Virtue is moral excellence. A virtue is a trait or quality deemed to be morally excellent and thus is valued as a foundation of principle and good moral being. Personal virtues are characteristics valued as promoting individual and collective well being. There are four cardinal virtues (courage, wisdom, judgment, temperance) and three theological virtues (faith, hope and love).

Golden mean is the desirable middle between two extremes, one of excess and the other of deficiency. For example courage is the middle between recklessness and cowardice. To the Greek mentality, golden mean was an attribute of beauty. Both ancients and moderns realized that "there is a close association in mathematics between beauty and truth".

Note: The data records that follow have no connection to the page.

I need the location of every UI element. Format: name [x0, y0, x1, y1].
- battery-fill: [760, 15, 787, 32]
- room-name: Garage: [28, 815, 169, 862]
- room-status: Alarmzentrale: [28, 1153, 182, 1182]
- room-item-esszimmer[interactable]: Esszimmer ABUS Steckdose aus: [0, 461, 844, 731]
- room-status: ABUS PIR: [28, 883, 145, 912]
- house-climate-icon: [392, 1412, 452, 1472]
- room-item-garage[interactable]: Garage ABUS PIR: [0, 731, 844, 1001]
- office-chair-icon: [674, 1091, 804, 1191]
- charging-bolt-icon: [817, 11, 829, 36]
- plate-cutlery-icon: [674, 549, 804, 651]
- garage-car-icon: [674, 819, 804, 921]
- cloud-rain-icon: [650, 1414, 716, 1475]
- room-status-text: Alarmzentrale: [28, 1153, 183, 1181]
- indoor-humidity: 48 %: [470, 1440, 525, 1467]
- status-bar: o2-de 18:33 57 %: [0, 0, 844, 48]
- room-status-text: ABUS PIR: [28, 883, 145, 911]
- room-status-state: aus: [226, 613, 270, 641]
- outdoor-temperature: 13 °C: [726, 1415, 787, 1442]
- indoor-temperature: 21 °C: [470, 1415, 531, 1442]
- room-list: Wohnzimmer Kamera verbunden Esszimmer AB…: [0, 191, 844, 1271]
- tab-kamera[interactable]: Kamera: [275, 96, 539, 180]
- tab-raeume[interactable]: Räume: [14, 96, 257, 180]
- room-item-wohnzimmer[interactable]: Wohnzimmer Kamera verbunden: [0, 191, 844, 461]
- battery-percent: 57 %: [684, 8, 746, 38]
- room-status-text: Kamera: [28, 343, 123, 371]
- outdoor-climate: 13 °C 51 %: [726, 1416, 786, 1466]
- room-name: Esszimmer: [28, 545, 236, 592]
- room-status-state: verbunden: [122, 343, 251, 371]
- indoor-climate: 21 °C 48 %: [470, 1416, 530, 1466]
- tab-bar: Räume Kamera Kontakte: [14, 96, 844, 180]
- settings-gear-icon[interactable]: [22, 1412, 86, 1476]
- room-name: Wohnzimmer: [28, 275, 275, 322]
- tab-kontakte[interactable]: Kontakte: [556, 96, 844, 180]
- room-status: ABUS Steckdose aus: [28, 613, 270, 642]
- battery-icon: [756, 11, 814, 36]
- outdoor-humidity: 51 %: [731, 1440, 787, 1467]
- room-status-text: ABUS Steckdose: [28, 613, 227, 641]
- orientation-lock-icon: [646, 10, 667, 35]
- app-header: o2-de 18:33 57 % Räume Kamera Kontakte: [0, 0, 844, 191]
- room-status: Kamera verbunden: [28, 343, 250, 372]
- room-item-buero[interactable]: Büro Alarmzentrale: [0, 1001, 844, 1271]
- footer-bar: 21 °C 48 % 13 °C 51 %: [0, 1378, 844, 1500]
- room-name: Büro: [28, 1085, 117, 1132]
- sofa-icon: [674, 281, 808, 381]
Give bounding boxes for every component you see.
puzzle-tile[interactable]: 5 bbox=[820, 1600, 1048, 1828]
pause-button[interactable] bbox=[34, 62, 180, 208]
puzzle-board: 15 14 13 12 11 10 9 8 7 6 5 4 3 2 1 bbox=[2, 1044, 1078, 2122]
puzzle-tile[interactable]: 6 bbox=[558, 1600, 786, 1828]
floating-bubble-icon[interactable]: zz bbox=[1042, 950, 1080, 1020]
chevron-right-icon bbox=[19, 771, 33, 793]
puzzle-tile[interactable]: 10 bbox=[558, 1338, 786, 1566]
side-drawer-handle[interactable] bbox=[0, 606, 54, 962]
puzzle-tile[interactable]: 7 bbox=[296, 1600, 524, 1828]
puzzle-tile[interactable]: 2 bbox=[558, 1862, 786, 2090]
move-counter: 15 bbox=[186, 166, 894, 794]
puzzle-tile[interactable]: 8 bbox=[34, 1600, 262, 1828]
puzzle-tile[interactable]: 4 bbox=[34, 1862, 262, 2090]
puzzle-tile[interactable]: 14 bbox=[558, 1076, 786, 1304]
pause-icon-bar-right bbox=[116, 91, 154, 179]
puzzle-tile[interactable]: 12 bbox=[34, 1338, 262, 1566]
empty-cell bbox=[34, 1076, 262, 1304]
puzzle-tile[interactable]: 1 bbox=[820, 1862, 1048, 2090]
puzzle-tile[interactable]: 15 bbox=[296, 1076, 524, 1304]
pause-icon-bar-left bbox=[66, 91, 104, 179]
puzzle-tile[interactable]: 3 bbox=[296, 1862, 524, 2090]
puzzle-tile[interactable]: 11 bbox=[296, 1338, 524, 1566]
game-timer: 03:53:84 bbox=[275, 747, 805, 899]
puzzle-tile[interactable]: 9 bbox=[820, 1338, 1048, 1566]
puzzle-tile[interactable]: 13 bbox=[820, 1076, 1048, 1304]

Apathy (fr. Greek apatheia meaning absence of passion, apathy or insensibility). The term apatheia was used by the Stoics to signify a (desirable) state of indifference towards events and things which lie outside one's control (that is, according to their philosophy, all things exterior, one being only responsible of his representations and judgments).

Sanctity or Holiness is in general the state of being holy (perceived by religious individuals as associated with the divine) or sacred (considered worthy of spiritual respect or devotion; or inspiring awe or reverence among believers in a given set of spiritual ideas). It is often ascribed to people ("a holy man" of religious occupation, "holy prophet" who is venerated by his followers), objects ("sacred artifact" that is venerated and blessed), times ("holy days" of spiritual introspection, such as during winter holidays), or places ("sacred ground", "holy place").

Conscience is an aptitude, faculty, intuition, or judgment of the intellect that distinguishes right from wrong. Moral evaluations of this type may reference values or norms (principles and rules). In psychological terms conscience is often described as leading to feelings of remorse when a human does things that go against his/her moral values, and to feelings of rectitude or integrity when actions conform to such norms.

Euthyphro dilemma. It is generally agreed that whatever God wills is good and just. But there remains the question whether it is good and just because God wills it or whether God wills it because it is good and just; in other words, whether justice and goodness are arbitrary or whether they belong to the necessary and eternal truths about the nature of things.